Pasamos la tarde charlando. Yo al principio estaba asustada, pero después le abrí el corazón y le conté muchas cosas. Él también me las contó a mí, como algunas veces que hablamos en El Espinar aguardando a Rudolf. Quedamos como dos buenos amigos, y todavía conversamos en otras ocasiones, cuando nos encontrábamos y él me invitaba a café, pero ya hacía años desde la última vez. Era un hombre muy solitario. Ni alemán, ni español. Un hombre solo.

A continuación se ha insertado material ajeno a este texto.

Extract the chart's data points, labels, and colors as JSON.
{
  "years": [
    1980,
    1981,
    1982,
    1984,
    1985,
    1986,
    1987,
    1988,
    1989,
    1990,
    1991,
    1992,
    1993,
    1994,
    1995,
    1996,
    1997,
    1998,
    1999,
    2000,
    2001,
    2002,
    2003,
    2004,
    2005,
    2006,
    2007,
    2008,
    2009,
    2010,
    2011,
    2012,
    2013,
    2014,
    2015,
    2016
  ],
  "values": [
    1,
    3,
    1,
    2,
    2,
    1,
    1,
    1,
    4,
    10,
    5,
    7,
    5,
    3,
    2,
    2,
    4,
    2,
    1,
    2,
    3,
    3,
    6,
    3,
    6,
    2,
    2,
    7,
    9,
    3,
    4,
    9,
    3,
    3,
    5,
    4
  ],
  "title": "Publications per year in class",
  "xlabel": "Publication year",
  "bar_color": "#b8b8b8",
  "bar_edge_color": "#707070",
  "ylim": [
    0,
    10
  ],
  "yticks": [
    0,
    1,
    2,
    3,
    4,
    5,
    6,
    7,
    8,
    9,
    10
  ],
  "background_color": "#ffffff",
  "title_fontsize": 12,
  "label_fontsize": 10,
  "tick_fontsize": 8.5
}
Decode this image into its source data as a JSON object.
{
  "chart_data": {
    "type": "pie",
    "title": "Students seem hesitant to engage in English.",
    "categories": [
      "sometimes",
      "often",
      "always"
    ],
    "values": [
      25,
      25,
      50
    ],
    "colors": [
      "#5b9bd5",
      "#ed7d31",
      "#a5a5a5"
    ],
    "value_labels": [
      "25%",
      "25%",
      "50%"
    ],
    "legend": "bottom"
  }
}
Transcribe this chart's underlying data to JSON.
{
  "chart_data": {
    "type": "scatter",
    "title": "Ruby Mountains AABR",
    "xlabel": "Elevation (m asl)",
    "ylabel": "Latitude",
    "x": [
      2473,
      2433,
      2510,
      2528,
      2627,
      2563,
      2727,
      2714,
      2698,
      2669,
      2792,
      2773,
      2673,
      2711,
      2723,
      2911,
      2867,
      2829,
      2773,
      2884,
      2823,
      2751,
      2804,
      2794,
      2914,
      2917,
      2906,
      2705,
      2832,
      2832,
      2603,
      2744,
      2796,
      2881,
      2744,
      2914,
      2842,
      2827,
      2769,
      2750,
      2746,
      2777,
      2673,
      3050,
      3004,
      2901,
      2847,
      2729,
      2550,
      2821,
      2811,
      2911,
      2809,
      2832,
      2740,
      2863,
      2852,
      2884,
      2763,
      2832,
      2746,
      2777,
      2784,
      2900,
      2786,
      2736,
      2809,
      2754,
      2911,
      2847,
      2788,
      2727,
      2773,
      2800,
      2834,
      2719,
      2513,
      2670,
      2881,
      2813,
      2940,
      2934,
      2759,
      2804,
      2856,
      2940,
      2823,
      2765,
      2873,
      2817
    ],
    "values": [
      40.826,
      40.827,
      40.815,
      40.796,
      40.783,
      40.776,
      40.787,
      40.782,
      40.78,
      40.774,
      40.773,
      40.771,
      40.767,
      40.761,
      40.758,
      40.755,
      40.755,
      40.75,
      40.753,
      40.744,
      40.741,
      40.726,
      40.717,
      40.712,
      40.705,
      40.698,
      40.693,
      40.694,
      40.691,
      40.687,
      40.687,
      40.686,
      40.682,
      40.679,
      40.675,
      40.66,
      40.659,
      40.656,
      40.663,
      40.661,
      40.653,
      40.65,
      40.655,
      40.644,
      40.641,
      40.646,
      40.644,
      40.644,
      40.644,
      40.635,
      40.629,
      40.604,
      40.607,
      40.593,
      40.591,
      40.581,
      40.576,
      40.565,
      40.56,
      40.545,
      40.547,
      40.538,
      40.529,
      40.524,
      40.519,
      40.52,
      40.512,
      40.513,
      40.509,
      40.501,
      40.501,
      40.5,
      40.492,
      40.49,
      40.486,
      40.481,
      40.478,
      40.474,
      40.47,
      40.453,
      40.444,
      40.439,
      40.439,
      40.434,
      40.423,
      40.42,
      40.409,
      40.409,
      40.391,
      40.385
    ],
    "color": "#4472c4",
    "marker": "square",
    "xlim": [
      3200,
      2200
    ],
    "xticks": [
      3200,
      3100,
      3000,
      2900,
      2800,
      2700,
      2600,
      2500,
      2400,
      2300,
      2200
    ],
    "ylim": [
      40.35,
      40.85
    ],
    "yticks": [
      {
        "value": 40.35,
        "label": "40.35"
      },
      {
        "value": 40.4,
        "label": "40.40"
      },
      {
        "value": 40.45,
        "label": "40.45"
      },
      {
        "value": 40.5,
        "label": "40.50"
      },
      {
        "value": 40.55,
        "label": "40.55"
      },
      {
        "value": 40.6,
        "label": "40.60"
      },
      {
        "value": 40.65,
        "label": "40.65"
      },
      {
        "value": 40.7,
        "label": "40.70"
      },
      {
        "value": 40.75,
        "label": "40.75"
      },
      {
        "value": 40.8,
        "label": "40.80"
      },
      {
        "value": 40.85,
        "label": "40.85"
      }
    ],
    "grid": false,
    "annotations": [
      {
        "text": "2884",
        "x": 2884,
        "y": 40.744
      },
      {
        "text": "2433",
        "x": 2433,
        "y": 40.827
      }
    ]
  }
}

—¿Te dijo que su sobrino había muerto?

Carmen asiente, se levanta, alisa el mantel de encaje con un gesto automático, va a la ventana en la que vuelven a florecer los geranios, mira a Herminia con unos ojos negros que la pesadumbre ahonda.

—Cuando supieron lo que había hecho, lo de la muerte de Torres Cabrera, se lo llevaron a Alemania, lo juzgaron y lo condenaron a muerte.

—¿Qué te parecería si no hubiera muerto?

Carmen miró a su antigua maestra de hito en hito. Herminia sonreía enigmáticamente.

—¿Está vivo?

—No lo sé, pero pudiera estarlo. Será mejor que hables con Mediopeo.